Bankruptcy filings have experienced a significant rise in the twelve-month period ending June 30, 2024, according to recent statistics released by the Administrative Office of the U.S. Courts. The increase marks a notable shift after years of declining bankruptcy cases, with both personal and business filings contributing to the surge.
A Closer Look at the Numbers
Over the past year, bankruptcy filings have risen by 16.2 percent, bringing the total number of cases to 486,613. This marks a substantial increase from the 418,724 cases filed in the previous year. Notably, the spike in business bankruptcies stands out, with a staggering 40.3 percent increase, jumping from 15,724 cases to 22,060. Non-business, or personal, bankruptcy filings also saw a significant rise of 15.3 percent, increasing from 403,000 to 464,553.
These figures indicate a broader trend of financial strain impacting both businesses and individuals across the United States. For businesses, the 40.3 percent increase could be attributed to ongoing economic challenges, including inflation, supply chain disruptions, and rising interest rates, which have made it difficult for some companies to stay afloat.
Historical Context: A Decade of Decline Reversed
To fully understand the implications of the recent rise in bankruptcy filings, it’s essential to consider the historical context. For over a decade, bankruptcy filings steadily decreased, reaching a low of 380,634 in June 2022, down from a peak of nearly 1.6 million in September 2010. This long-term decline was largely due to a combination of economic recovery following the Great Recession and legislative changes that made it more challenging to file for bankruptcy.
However, the trend reversed starting in mid-2022, with each subsequent quarter showing an increase in filings. While the current numbers are still far below the historical highs seen in 2010, the upward trend is a clear signal of growing financial pressures.
Breakdown by Chapter: What Types of Bankruptcies Are Rising?
Bankruptcy cases in the United States are filed under different chapters of the Bankruptcy Code, with Chapter 7, Chapter 11, and Chapter 13 being the most common.
- Chapter 7: Known as "liquidation bankruptcy," Chapter 7 filings rose from 239,125 in 2023 to 284,975 in 2024. This type of bankruptcy is typically filed by individuals and businesses that have few assets and wish to eliminate most of their debts.
- Chapter 11: Often referred to as "reorganization bankruptcy," Chapter 11 is primarily used by businesses that need to restructure their debts and operations. The number of Chapter 11 filings increased from 5,986 in 2023 to 8,717 in 2024, reflecting the financial challenges faced by many businesses in the current economic environment.
- Chapter 13: Known as the "wage earner's plan," Chapter 13 allows individuals with regular income to create a plan to repay all or part of their debts. Filings under Chapter 13 also saw an increase, rising from 173,362 in 2023 to 192,421 in 2024.
What Does This Mean for the Future?
The rise in bankruptcy filings suggests that both businesses and individuals are struggling to manage their financial obligations in the current economic climate. For businesses, the increase in Chapter 11 filings indicates a growing need for debt restructuring and reorganization, as many companies face mounting pressures from debt and operational costs. On the personal side, the rise in Chapter 7 and Chapter 13 filings may reflect the financial challenges many Americans face, including job losses, medical expenses, and mounting consumer debt.

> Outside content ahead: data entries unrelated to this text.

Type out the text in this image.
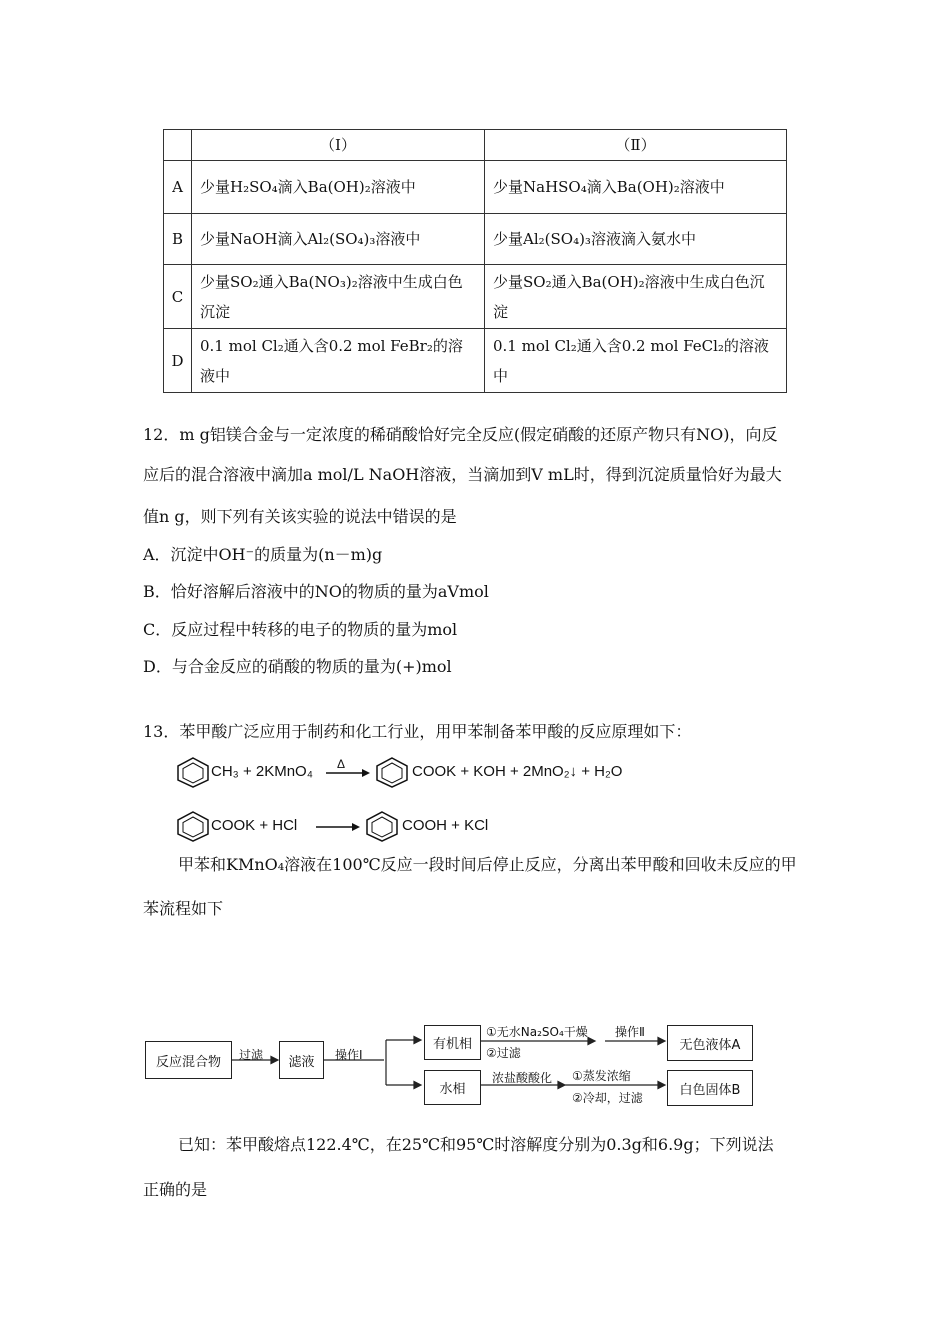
	（Ⅰ）	（Ⅱ）
A	少量H₂SO₄滴入Ba(OH)₂溶液中	少量NaHSO₄滴入Ba(OH)₂溶液中
B	少量NaOH滴入Al₂(SO₄)₃溶液中	少量Al₂(SO₄)₃溶液滴入氨水中
C	少量SO₂通入Ba(NO₃)₂溶液中生成白色沉淀	少量SO₂通入Ba(OH)₂溶液中生成白色沉淀
D	0.1 mol Cl₂通入含0.2 mol FeBr₂的溶液中	0.1 mol Cl₂通入含0.2 mol FeCl₂的溶液中
12．m g铝镁合金与一定浓度的稀硝酸恰好完全反应(假定硝酸的还原产物只有NO)，向反
应后的混合溶液中滴加a mol/L NaOH溶液，当滴加到V mL时，得到沉淀质量恰好为最大
值n g，则下列有关该实验的说法中错误的是
A．沉淀中OH⁻的质量为(n－m)g
B．恰好溶解后溶液中的NO的物质的量为aVmol
C．反应过程中转移的电子的物质的量为mol
D．与合金反应的硝酸的物质的量为(+)mol
13．苯甲酸广泛应用于制药和化工行业，用甲苯制备苯甲酸的反应原理如下：
CH₃ + 2KMnO₄ Δ	COOK + KOH + 2MnO₂↓ + H₂O
COOK + HCl →	COOH + KCl
甲苯和KMnO₄溶液在100℃反应一段时间后停止反应，分离出苯甲酸和回收未反应的甲
苯流程如下
反应混合物	过滤	滤液	操作Ⅰ
有机相
①无水Na₂SO₄干燥
②过滤
操作Ⅱ
无色液体A
水相
浓盐酸酸化 ①蒸发浓缩
②冷却，过滤
白色固体B
已知：苯甲酸熔点122.4℃，在25℃和95℃时溶解度分别为0.3g和6.9g；下列说法
正确的是
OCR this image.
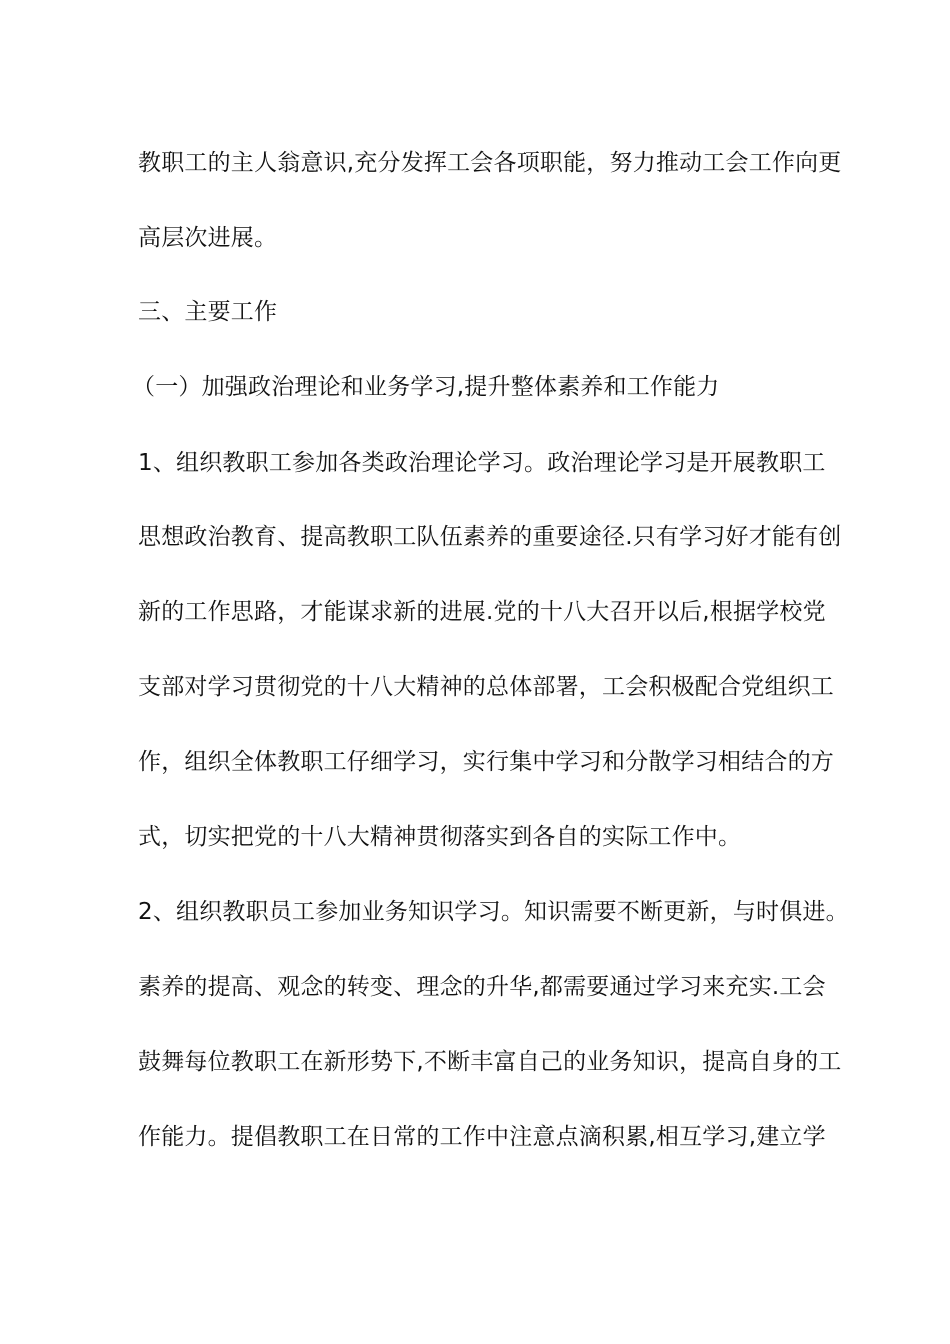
教职工的主人翁意识,充分发挥工会各项职能，努力推动工会工作向更
高层次进展。
三、主要工作
（一）加强政治理论和业务学习,提升整体素养和工作能力
1、组织教职工参加各类政治理论学习。政治理论学习是开展教职工
思想政治教育、提高教职工队伍素养的重要途径.只有学习好才能有创
新的工作思路，才能谋求新的进展.党的十八大召开以后,根据学校党
支部对学习贯彻党的十八大精神的总体部署，工会积极配合党组织工
作，组织全体教职工仔细学习，实行集中学习和分散学习相结合的方
式，切实把党的十八大精神贯彻落实到各自的实际工作中。
2、组织教职员工参加业务知识学习。知识需要不断更新，与时俱进。
素养的提高、观念的转变、理念的升华,都需要通过学习来充实.工会
鼓舞每位教职工在新形势下,不断丰富自己的业务知识，提高自身的工
作能力。提倡教职工在日常的工作中注意点滴积累,相互学习,建立学
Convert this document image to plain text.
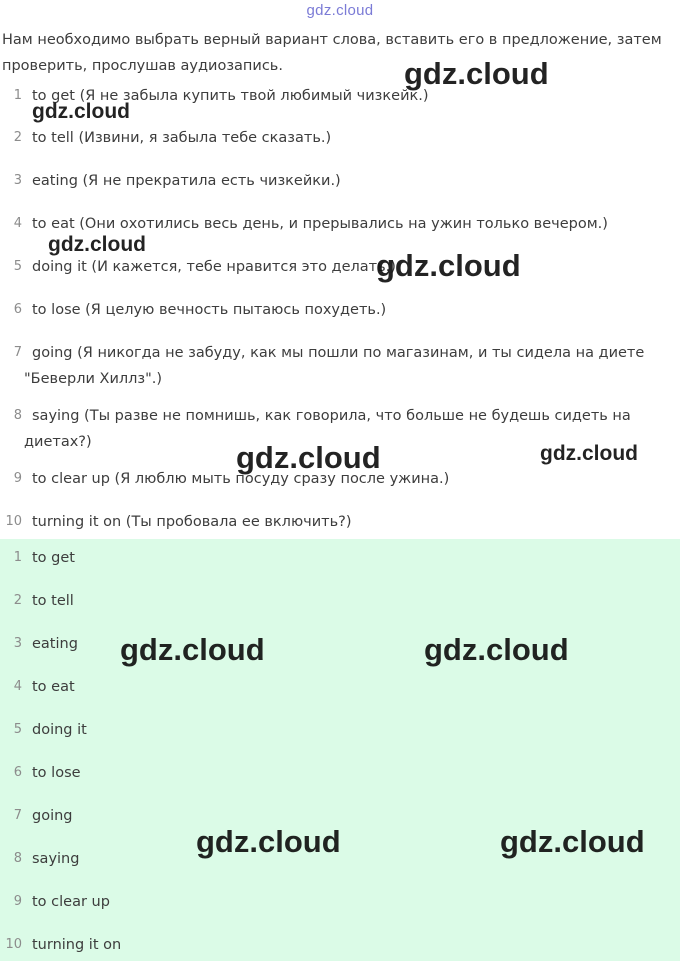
gdz.cloud
Нам необходимо выбрать верный вариант слова, вставить его в предложение, затем
проверить, прослушав аудиозапись.
1 to get (Я не забыла купить твой любимый чизкейк.)
2 to tell (Извини, я забыла тебе сказать.)
3 eating (Я не прекратила есть чизкейки.)
4 to eat (Они охотились весь день, и прерывались на ужин только вечером.)
5 doing it (И кажется, тебе нравится это делать.)
6 to lose (Я целую вечность пытаюсь похудеть.)
7 going (Я никогда не забуду, как мы пошли по магазинам, и ты сидела на диете
"Беверли Хиллз".)
8 saying (Ты разве не помнишь, как говорила, что больше не будешь сидеть на
диетах?)
9 to clear up (Я люблю мыть посуду сразу после ужина.)
10 turning it on (Ты пробовала ее включить?)
1 to get
2 to tell
3 eating
4 to eat
5 doing it
6 to lose
7 going
8 saying
9 to clear up
10 turning it on
gdz.cloud
gdz.cloud
gdz.cloud
gdz.cloud
gdz.cloud	gdz.cloud
gdz.cloud	gdz.cloud
gdz.cloud	gdz.cloud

As bankruptcy filings continue to rise, it’s crucial for both businesses and individuals to seek financial advice and explore all available options before reaching the point of filing. Understanding the different chapters of bankruptcy and the implications of each can help those facing financial difficulties make informed decisions.
The data from the past year serves as a reminder that while bankruptcy can offer a fresh start, it is not a decision to be taken lightly. As we move forward, keeping a close eye on economic trends and seeking professional advice can help mitigate the risks and challenges associated with financial instability.